Once the weather warms up, boaters and dog lovers will head back out on the water. It can be a lot of fun to have your best furry buddy by your side while you enjoy the surf and sun as the wind blows through your hair, but it’s also important to make sure your canine companion is safe.
This “Sailor Dog” Maggie the Welsh Terrier has apparently mastered her sea legs after riding on boats with her fisherman owner, swaying in rhythm to the ebb and flow of the sea. Too cute!
Here are some safety tips for boating with your dog.
Have A ‘Dog Overboard’ Plan
Taking your dog on a boat is really no different than taking a friend or family member for a cruise on the water. Keep safety in mind and follow these tips to ensure your dog does not get hurt while on the water.
Even if you’re very careful, there is a chance that your dog might fall overboard, and you need to have a plan to get them back to safety. Make sure everyone who comes onto your boat knows what to do if it happens.
The first step is, of course, to circle back to your dog and cut the motor when you get close enough. Do NOT jump in to get your dog.
Animals, like humans, can panic and drag you down with them when they are struggling to stay above water. Instead, call your dog over to the boat and lift them out of the water. Most dog life jackets have handles to pull dogs up.
Get The Right Kind Of Life Jacket
Even strong swimmers need a doggy life jacket. There are just too many situations where your dog might not be able to swim. The water could be too rough. Your pup could be pulled under by a current. They could be knocked unconscious or injured or swallow too much water and choke.
All dogs should have life jackets when on the water. Also, remember dogs with short snouts–are especially at risk.
Not all life jackets are the same. They come in different sizes and buoyancy, and no matter which one you get, you should always test it with your dog in calm, shallow water before you rely on it during a boating trip.
Get one that’s brightly colored and has some reflective trim so it’s easy to see. Many life jackets have a handle in case you need to lift your dog out of the water.
The life jacket you choose should ideally keep your dog’s head above water and be comfortable enough for them to move, lie down, and go potty.
Sunscreen, Insect Repellent, And A First-Aid Kit
Dogs are susceptible to sunburns and skin cancer, so it is very important that you use a sunscreen that is formulated for dogs.
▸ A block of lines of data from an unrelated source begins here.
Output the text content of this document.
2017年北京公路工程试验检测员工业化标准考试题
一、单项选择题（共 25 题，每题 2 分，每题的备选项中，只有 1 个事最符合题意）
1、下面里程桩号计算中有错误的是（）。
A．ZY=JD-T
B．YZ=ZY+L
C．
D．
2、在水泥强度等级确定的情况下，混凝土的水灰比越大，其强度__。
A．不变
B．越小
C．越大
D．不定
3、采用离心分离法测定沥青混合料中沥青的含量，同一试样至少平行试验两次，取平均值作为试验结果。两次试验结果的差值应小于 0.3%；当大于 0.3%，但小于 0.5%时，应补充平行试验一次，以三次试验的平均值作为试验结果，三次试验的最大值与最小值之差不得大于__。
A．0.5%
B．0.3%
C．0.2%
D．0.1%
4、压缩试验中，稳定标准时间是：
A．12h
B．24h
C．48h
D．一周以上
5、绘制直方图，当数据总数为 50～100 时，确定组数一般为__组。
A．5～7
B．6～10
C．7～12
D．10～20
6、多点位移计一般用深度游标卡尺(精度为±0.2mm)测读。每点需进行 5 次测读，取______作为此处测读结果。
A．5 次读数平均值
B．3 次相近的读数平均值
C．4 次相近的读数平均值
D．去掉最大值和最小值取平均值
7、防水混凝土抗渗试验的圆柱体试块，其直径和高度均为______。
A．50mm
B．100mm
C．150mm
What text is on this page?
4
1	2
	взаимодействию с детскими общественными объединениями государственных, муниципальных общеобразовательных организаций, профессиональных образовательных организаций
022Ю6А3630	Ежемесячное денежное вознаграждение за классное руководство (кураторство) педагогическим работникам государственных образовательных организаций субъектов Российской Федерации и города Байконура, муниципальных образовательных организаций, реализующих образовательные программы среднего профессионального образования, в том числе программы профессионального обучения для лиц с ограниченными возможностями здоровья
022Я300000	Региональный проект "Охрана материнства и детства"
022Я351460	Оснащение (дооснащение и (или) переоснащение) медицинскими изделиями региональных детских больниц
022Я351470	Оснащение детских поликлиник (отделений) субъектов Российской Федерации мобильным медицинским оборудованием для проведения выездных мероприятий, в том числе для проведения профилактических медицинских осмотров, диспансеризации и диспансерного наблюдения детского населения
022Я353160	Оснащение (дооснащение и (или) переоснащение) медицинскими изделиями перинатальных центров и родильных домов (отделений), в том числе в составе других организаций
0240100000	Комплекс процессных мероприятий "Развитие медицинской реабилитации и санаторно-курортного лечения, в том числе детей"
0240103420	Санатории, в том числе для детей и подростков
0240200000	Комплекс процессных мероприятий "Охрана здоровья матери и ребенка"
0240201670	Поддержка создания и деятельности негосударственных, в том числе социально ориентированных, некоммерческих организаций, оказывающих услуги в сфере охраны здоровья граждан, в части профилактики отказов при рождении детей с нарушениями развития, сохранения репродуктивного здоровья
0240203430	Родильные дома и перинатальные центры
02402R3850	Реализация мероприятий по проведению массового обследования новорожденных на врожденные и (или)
Your veterinarian can recommend an appropriate sunscreen for your individual pup. Dogs with light-colored or short fur are at greater risk. Make sure to pay particular attention to any areas where fur is thin, like around the armpits or on the ears and nose.
Dogs can also be bitten by mosquitoes and other insects that carry diseases. There are bug sprays specifically for dogs.
Do NOT use bug spray for humans on your pup. Some dog owners rely on natural insect repellents. Whatever you choose, don’t leave your dog unprotected.
First-aid kits are necessary in case something goes wrong. Make sure your first aid kit has bandages, antibacterial ointment, Dramamine or other medication for seasickness, and any other regular medication your dog might need while you’re on the water.
Fresh Water And Shade
Bring an ample supply of fresh water and a doggy bowl that won’t spill too much. Fresh water is important to bring anytime when traveling with your dog and is especially true when out on the water for an extended time.
Water will help them keep cool, avoid heatstroke, and stay hydrated. Dehydration can creep up, so make sure you know the symptoms, as well.
Your dog should have a shady spot to rest where they can get out of the sun. This can be a below-deck area, under an awning, or even beneath a console or seat. Always make sure your dog can find relief from the heat. Note: Pouring water on your dog to keep them cool may actually make them hotter, so don’t rely on that.
Acclimate Your Dog To The Boat
Give them a chance to get on the boat while you’re docked so they can get used to their surroundings. If they’re nervous, keep an eye on them when you start the motor so they don’t bolt.
Take your dog for a slow ride at first to see how they do. Anxiety can be a big safety issue on the boat, and your dog might get hurt. It’s not worth it if that happens, so make the right decision.
If they are too nervous, leave them at home or try a mild relaxant like these CBD dog treats.
Bring A Leash
You should always have a leash handy when you’re on the boat for many reasons. If you have an unplanned stop, an emergency, or an encounter with other boaters and dogs, your pup will be a lot safer on a leash.
Plan ahead for potty breaks. Some boaters use puppy pads or astroturf to let their dogs go potty on the boat, but some pups need to be on land before they feel comfortable enough to do their business.
If your dog prefers dry land, plan where you’re going to stop, and make sure your dog is on a leash before you approach the dock or shore. You don’t want your dog jumping off the boat early and running off.
Pay Attention To Your Dog
Like not swimming alone, it is also a safe practice to never go boating alone, especially with a dog. Having someone else keep an eye out for fido can be a big help.
You should always know where your dog is and what they are doing while still paying attention to what the boat is doing. Losing focus on either can be disastrous. If you can’t pay enough attention to both your boat and your dog, it would seem better to leave your dog at home.